Hope you all had a happy VD, with lots of chocolates and smooches, if not, no worries, it’s a corporate Holiday anyway, so no biggy if you had a regular day like I did.
Today we had a kid’s birthday party for a cousin’s daughter who turned three. All I’ll say about that is, once again I know we’ve made the right decision. I will say something else though, about my father-in-law. Since his wife died we’ve come to realise that he wasn’t in fact the sharpest knife in the drawer. At first we thought it was because he was lost without his controlling wife, then it was because he was mourning. We gave him lots of excuses, but Hubby would always say: “He’s a sweet man, but he’s a doorknob”. I used to laugh and tried not to encourage Hubby too much. We’ve had a few encounters that proved it wasn’t the mourning period as such; he was just plain simple. No point trying to ignore it, the man is far, but very far, from any help, unless he finds a magic lamp and asks the genie for brains, but I don’t think he’s bright enough to make that request. He is a nice person, but man, the things he says at times.
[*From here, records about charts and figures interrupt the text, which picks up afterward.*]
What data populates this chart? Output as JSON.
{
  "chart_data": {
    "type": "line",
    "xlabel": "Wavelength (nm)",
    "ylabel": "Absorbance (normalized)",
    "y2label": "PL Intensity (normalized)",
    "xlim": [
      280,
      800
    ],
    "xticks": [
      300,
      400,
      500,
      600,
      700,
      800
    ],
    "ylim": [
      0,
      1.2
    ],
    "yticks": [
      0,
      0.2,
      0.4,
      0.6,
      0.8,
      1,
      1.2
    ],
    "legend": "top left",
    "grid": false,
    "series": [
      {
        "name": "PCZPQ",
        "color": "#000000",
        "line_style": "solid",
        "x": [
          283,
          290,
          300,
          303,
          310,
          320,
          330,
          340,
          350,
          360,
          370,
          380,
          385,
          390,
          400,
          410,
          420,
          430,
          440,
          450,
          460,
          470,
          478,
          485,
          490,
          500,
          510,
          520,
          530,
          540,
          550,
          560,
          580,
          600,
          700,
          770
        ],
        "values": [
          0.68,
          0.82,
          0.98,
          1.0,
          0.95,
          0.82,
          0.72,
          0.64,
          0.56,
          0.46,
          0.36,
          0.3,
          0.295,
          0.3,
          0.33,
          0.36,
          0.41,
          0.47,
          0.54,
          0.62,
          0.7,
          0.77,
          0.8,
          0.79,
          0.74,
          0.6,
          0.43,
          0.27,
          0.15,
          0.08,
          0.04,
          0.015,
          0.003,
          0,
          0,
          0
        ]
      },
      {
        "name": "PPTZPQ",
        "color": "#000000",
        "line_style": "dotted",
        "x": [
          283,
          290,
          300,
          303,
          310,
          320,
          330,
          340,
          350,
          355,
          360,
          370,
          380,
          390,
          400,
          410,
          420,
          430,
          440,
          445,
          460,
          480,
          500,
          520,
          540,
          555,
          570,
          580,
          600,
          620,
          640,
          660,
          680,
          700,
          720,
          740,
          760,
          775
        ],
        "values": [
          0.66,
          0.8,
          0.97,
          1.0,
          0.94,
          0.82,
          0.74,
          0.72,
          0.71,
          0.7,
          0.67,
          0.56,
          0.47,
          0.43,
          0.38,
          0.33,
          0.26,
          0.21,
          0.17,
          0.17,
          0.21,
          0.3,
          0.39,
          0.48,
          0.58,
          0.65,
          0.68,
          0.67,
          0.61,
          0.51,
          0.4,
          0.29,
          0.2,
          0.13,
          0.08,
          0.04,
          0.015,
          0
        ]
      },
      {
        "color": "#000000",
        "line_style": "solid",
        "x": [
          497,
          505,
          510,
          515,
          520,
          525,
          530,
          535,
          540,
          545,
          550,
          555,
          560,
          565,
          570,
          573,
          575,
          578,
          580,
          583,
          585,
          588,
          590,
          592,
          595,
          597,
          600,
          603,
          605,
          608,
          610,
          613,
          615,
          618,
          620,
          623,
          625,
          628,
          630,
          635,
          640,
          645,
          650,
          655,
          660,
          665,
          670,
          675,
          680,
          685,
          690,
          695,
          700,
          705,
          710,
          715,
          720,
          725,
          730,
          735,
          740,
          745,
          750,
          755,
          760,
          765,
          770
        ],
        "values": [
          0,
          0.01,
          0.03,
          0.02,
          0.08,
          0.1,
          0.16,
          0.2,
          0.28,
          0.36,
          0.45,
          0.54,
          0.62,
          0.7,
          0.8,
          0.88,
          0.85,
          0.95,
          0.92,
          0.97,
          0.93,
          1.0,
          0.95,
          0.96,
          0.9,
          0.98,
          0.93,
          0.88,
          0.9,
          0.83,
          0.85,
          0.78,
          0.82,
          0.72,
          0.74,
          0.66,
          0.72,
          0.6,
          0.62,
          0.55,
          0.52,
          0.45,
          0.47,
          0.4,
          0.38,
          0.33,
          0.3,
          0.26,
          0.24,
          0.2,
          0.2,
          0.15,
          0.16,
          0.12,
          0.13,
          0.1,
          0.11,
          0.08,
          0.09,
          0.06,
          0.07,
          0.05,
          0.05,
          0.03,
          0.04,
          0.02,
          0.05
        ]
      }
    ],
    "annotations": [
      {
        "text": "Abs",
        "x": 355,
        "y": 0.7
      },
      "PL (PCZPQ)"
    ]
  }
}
I did write a few months back that we met the new woman in his life. During that dinner he questioned our decision of not wanting kids. It did get to a point where I told him that decision was his son and myself to make, and that was that. I’m not known for my diplomacy, far from it. I’ve been managing to bite my tongue more often than I think I should. I’m doing it to keep some semblance of peace, and because I want my husband to have a relationship with his dad. During the kid’s party he, again, mentioned our decision not to have kids, and how important family was to him. You have no idea how hard it’s been for me to not say one word and walk away. How can a man who won’t contact is one and only son, who’s always been respectful and helpful towards him, say that family is that important when he behaves this way towards his own son? The past year the only times he’s contacted Hubby was when he wanted to know about the Estate liquidation. I’m pissed. I’m not saying anything, because when or if I do say anything I will be like a viper or a cougar with it’s pray: I will go for the jugulars. I realised tonight, while sitting in a corner of the living room away from him and his nonsense, as much as I can be helpful and sweet I can turn into this really nasty, puss spewing bitch. I’ve learned from the best: my dad. I remember how much his words would hurt, so I do know the power of words and how hurtful they can be.
I have a feeling that I will have to refrain from socialising with my FIL, other wise I will let my Mrs. Hide rear her ugly head, and some people won’t be liking me much…
Why can’t people respect others and mind their own business? It would be so much nicer.